Per rispondere a tali interrogativi, è necessario comprendere innanzitutto in quale contesto è stato istituito il MES e quali sono le sue funzioni.
Il Meccanismo Europeo di Stabilità, conosciuto anche come “Fondo salva-Stati”, è un’organizzazione internazionale a carattere regionale fondata dagli Stati membri dell’Eurozona con l’obiettivo di dare sostegno ai Paesi che versano in situazioni di difficoltà finanziarie.
L’idea di istituire il c.d. Fondo salva-Stati si è sviluppata a partire dal 2010 allorquando, nonostante alcuni Stati membri dell’Ue si trovassero sull’orlo del crollo finanziario, risultava impossibile per le istituzioni europee fornire loro assistenza dato il disposto dell’art. 123 del TFUE. Questa disposizione, infatti, per evitare che gli Stati membri si indebitino in modo eccessivo nella convinzione di poter contare sugli aiuti provenienti dagli altri Paesi, proibisce agli Stati Membri e alla Banca Centrale Europea di soccorrere i Paesi in difficoltà.
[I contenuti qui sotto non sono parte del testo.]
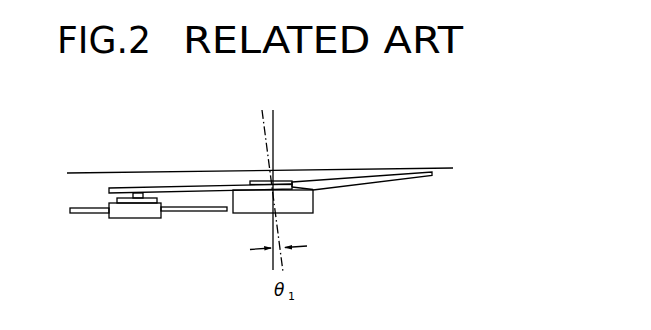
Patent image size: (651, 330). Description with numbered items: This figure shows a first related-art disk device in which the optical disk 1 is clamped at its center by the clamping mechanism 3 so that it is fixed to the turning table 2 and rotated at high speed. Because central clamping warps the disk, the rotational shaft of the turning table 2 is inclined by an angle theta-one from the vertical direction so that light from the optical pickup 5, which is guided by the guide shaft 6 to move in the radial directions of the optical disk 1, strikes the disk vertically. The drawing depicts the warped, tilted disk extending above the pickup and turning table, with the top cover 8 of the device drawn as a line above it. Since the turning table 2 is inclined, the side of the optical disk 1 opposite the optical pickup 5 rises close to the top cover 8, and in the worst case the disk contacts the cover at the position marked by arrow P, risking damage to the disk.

The optical disk 1 is at (390, 182).
The turning table 2 is at (308, 203).
The clamping mechanism 3 is at (284, 181).
The optical pickup 5 is at (133, 226).
The guide shaft 6 is at (84, 216).
The top cover 8 is at (154, 171).
The contact position P is at (432, 183).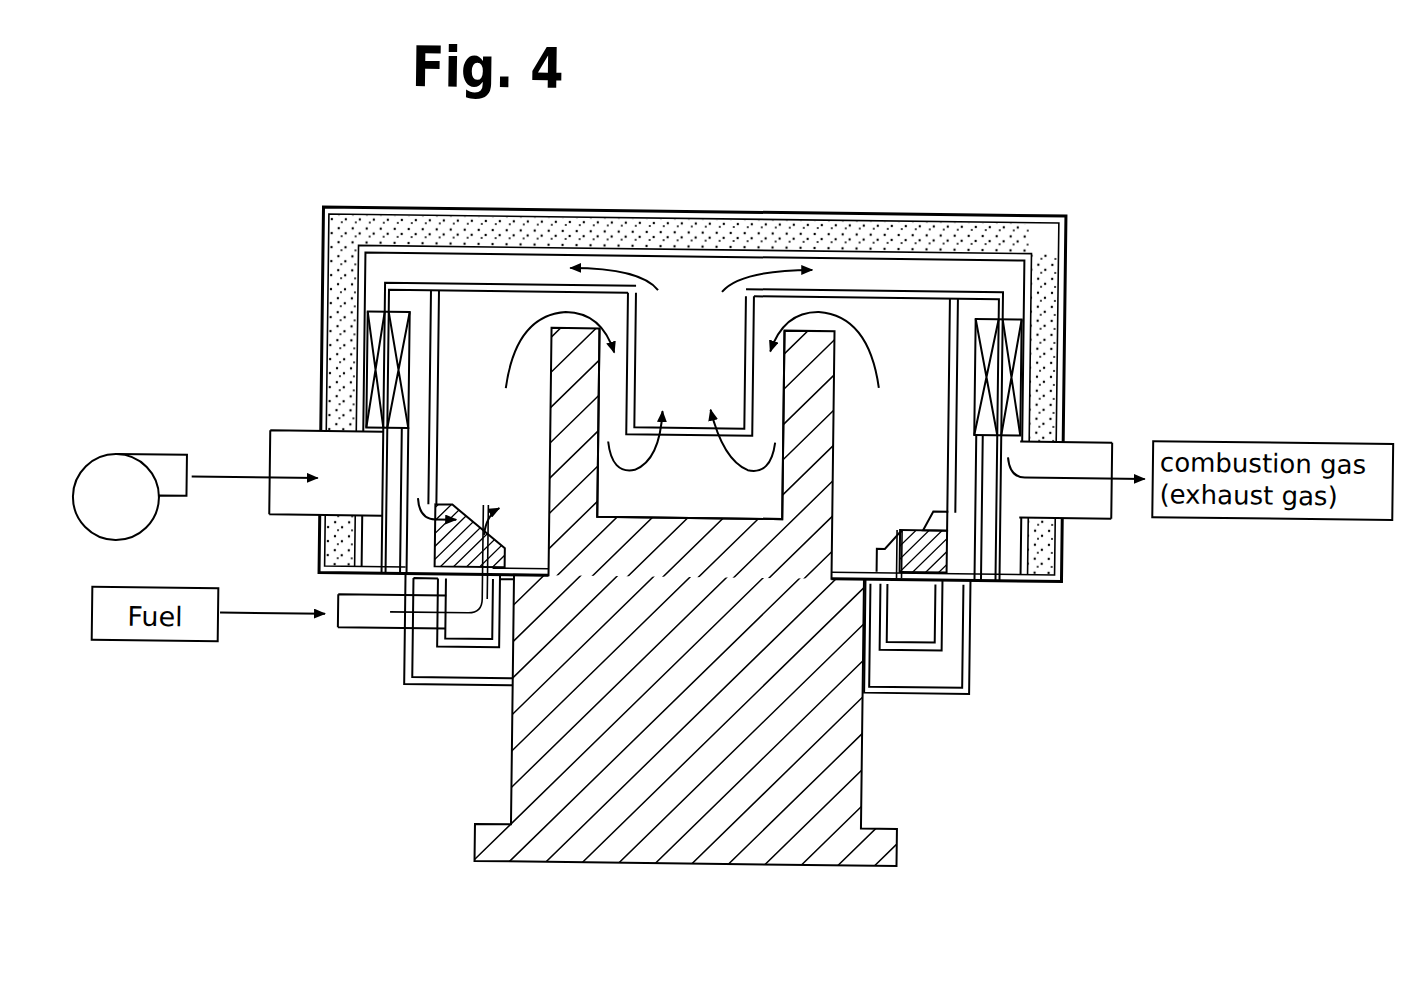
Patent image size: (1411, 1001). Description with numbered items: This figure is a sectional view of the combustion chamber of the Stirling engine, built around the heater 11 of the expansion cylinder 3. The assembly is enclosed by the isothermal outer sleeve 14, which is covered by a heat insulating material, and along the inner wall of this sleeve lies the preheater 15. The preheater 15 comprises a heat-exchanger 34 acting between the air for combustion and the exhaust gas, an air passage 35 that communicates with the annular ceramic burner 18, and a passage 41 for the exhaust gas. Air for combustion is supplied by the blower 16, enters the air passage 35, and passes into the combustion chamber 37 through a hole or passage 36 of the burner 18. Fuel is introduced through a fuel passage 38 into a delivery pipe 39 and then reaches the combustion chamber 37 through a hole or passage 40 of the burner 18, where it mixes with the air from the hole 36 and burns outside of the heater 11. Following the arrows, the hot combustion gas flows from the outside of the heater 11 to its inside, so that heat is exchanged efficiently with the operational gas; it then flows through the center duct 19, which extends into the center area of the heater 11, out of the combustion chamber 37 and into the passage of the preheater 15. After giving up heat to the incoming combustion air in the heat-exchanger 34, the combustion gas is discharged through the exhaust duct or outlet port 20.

The expansion cylinder 3 is at (834, 787).
The heater 11 is at (821, 431).
The isothermal outer sleeve 14 is at (792, 230).
The preheater 15 is at (394, 361).
The blower 16 is at (121, 468).
The annular ceramic burner 18 is at (931, 546).
The center duct 19 is at (639, 329).
The exhaust duct / outlet port 20 is at (1087, 494).
The heat-exchanger 34 is at (990, 325).
The air passage 35 is at (966, 384).
The hole or passage of the burner 36 is at (922, 520).
The combustion chamber 37 is at (882, 349).
The fuel passage 38 is at (375, 616).
The delivery pipe 39 is at (918, 626).
The hole or passage of the burner 40 is at (897, 541).
The passage for the exhaust gas 41 is at (373, 292).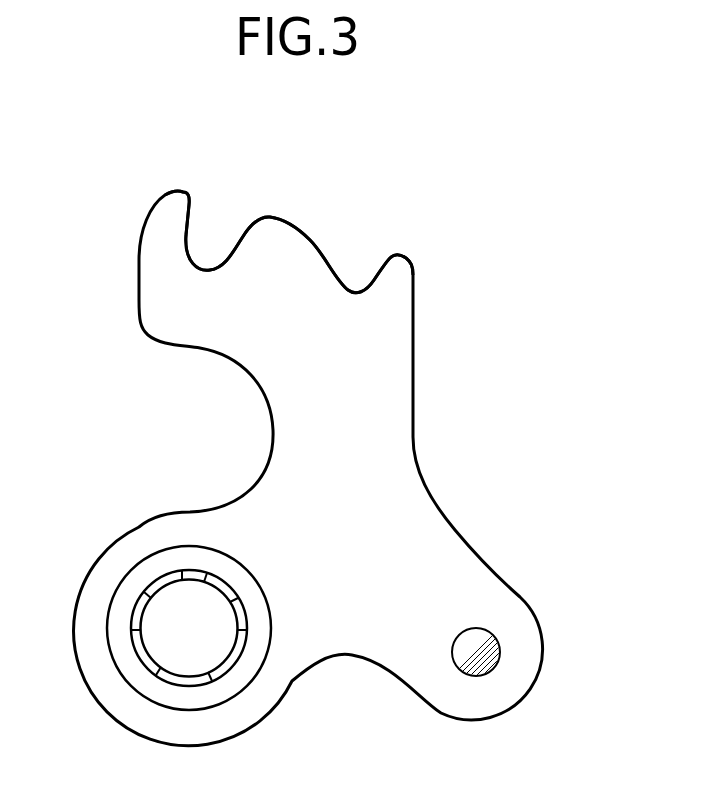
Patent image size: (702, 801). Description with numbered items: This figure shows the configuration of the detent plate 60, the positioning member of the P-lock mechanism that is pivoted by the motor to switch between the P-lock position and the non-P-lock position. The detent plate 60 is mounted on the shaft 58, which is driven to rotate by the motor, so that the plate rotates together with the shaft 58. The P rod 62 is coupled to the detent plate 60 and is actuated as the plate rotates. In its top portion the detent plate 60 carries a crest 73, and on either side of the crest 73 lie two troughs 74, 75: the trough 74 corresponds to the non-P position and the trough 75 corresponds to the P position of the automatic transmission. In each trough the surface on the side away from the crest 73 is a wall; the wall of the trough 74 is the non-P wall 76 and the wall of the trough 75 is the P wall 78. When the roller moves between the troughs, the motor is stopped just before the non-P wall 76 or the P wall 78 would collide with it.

The detent plate 60 is at (403, 433).
The crest 73 is at (310, 232).
The trough 74 is at (377, 272).
The trough 75 is at (230, 253).
The non-P wall 76 is at (387, 258).
The P wall 78 is at (187, 225).
The shaft 58 is at (160, 610).
The P rod 62 is at (485, 637).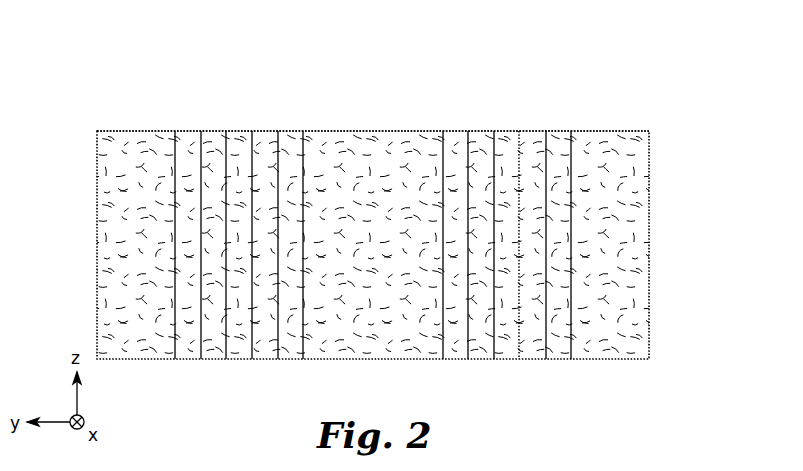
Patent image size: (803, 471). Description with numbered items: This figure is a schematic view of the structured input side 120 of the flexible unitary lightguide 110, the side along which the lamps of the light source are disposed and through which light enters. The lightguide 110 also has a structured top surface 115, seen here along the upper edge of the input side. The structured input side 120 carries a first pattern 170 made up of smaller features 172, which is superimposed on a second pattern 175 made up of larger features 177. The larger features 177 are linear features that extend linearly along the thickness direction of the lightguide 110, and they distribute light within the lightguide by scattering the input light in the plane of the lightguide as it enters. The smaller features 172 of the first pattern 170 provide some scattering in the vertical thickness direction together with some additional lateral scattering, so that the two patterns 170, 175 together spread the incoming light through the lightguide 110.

The flexible unitary lightguide 110 is at (606, 69).
The structured top surface 115 is at (612, 130).
The structured input side 120 is at (105, 178).
The first pattern 170 is at (563, 160).
The smaller features 172 is at (402, 148).
The second pattern 175 is at (207, 147).
The larger features 177 is at (505, 352).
Tuttavia, si trattava di un periodo particolare, in quanto l’economia globale stava attraversando una profonda crisi e per numerosi Paesi iniziava a manifestarsi il rischio di default. Per queste ragioni, il 2 febbraio del 2012 i Paesi dell’Eurozona hanno deciso di istituire, con un Trattato affiancato ma non incluso nei Trattati UE, una nuova organizzazione internazionale denominata Meccanismo Europeo di Stabilità.
Quanto al suo funzionamento, il Meccanismo Europeo di Stabilità, costituito da un fondo avente un capitale sottoscritto di 704,8 miliardi di euro, può concedere prestiti agli Stati dell’Eurogruppo in situazioni di crisi economica, come già accaduto ad esempio con Cipro (€6,3 miliardi), Grecia (€61,9 miliardi) e Spagna (€41,3 miliardi).
La concessione del prestito, però, è subordinata ad una rigida condizionalità: in concreto, il Paese beneficiario si obbliga ad adottare un Memorandum d’intesa che definisce con precisione le misure da attuare in tema di diminuzione del debito e indica le modalità e le tempistiche per la restituzione del prestito. L’approvazione del Memorandum e la conseguente erogazione del sostegno finanziario vengono votati dal Consiglio dei Governatori del MES, composto dai 19 Ministri delle Finanze degli Stati membri dell’Eurozona.
Tale condizione rappresenta l’aspetto maggiormente criticato del MES. Si teme, in particolare, che la concessione del prestito possa determinare la stretta sorveglianza di Bruxelles e l’imposizione di stringenti prescrizioni, com’è avvenuto in passato con la Grecia, sottoposta alle misure di austerity.
Un ulteriore elemento problematico del “Fondo salva-Stati” è legato alle risorse finanziare immediatamente disponibili per far fronte alla crisi economica, le quali, come sottolineato dal Fondo Monetario Internazionale, non sono sufficienti a soddisfare le richieste di assistenza finanziaria provenienti da tutti i Paesi colpiti dalla crisi.
Tali limitazioni hanno indotto gli Stati membri dell’Eurogruppo ad abbandonare, almeno per il momento, l’idea di attivare il MES e a predisporre la creazione di una diversa linea di credito denominata Recovery Fund, che presenta una diversa dotazione finanziaria e condizioni apparentemente meno rigide e che, proprio per queste sue caratteristiche, è stato fortemente osteggiato dai Paesi del nord Europa.
Ciononostante, gli esperti dubitano che il Recovery Fund sia uno strumento adeguato a rimediare, nel lungo periodo, alle conseguenze dell’attuale crisi economica. In molti ritengono che, anche in seguito all’attivazione della nuova linea di credito, sarà necessario in futuro ricorrere al MES in ogni caso, poiché, malgrado i suddetti aspetti critici, esso sembrerebbe essere l’unico strumento in grado di assicurare la stabilità finanziaria e il bilanciamento degli interessi di tutti gli Stati dell’Eurozona, sia dei c.d. Paesi frugali che degli Stati dell’Europa Mediterranea.